Four new board members have now been selected – Safcol senior executive, Dr. Sethe Makesha; businessman, John Danana; advocate and business consultant, Cawekazi Mahlati; and Media Development and Diversity Agency CEO, Lumko Mtimde. The Coalition appreciates the new skills and experience that these board members collectively bring to the SABC.
The Coalition believes that the SABC needs to represent the interests of all geographical communities and communities of interest and the widest possible range of political, economic and social perspectives. In terms of this mandate it would have been ideal if there had been a broad consensus from all political parties on all candidates. This has not been the case.
Also, SOS members have noted the fact that as a collective, new board members appear to represent more business interests rather than worker / community interests. However, despite this situation the Coalition believes that going forward we need as civil society to give the SABC Board our support to deliver on the enormous tasks at hand. The board now needs to be judged on its delivery to the public.
The Coalition believes that the serious challenges facing the SABC include, but are not limited to, the implementation of a new public service vision for the SABC and ensuring that the SABC’s critical turnaround strategy is aligned with this vision. The Coalition believes strongly that the delivery of cutting-edge, quality, citizen-orientated, local programming needs to be placed at the centre of this vision.
The turnaround strategy must ensure that while the SABC’s serious financial challenges are addressed the SABC’s ability to produce quality programming is not further undermined but in fact significantly enhanced.
The Coalition notes with concern that much of the existing programming work that was put out to tender in mid 2010 has been stalled due to attempts to cut production budgets. In addition the new set of briefs which the Board committed to publishing in December 2010 has not materialised.These issues need to be urgently addressed.
Further, the Coalition notes the increasing bias of programming on the SABC towards urban, middle class audiences and away from marginalised poor, rural, unemployed and working class audiences. The Coalition notes that these audiences are traditionally marginalised by the media system as a whole and thus need to be particularly catered for by our public broadcaster. This too needs to be urgently addressed.
Finally, the Coalition notes the fact that 2011 promises to be a significant year for public service broadcasting. The Minister of Communications has promised to review the Broadcasting White Paper, 1998; to ensure the alignment of broadcasting policy, legislation and regulations and to conduct a comprehensive economic modelling exercise of the SABC. We believe that the SABC Board must play a key role in shaping and driving this process.

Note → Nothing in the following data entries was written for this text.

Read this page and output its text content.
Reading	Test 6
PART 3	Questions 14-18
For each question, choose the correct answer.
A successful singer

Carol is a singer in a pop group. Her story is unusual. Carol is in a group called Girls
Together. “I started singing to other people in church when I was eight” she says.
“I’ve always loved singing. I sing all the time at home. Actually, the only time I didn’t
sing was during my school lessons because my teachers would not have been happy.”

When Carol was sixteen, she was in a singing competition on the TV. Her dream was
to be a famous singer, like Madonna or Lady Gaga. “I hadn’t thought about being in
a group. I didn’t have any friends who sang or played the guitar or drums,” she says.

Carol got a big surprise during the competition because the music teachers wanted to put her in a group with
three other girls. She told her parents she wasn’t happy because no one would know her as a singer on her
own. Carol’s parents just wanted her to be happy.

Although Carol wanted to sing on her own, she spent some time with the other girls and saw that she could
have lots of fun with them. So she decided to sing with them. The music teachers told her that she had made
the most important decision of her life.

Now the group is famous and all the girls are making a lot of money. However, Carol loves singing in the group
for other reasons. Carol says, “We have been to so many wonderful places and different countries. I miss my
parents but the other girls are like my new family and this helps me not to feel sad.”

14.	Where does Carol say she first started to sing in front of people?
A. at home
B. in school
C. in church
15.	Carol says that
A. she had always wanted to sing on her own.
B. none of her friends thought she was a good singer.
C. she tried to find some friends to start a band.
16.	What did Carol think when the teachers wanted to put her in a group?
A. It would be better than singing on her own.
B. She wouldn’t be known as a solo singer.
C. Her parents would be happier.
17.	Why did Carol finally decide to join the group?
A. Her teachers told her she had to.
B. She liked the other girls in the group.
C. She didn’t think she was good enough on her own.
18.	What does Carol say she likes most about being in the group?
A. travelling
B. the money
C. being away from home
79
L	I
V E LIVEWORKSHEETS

The SOS Coalition believes that the new fully capacitated SABC board should be held to account by civil society in terms of dealing with these challenges.
The SOS Coalition represents a number of trade unions including COSATU, COSATU affiliates CWU and CWUSA, FEDUSA, BEMAWU and MWASA; independent film and TV production sector organisations including the South African Screen Federation (SASFED); and a host of NGOs and CBOs including the Freedom of Expression Institute (FXI), Media Monitoring Africa (MMA), and the Media Institute of Southern Africa (MISA-SA); as well as a number of academics and freedom of expression activists.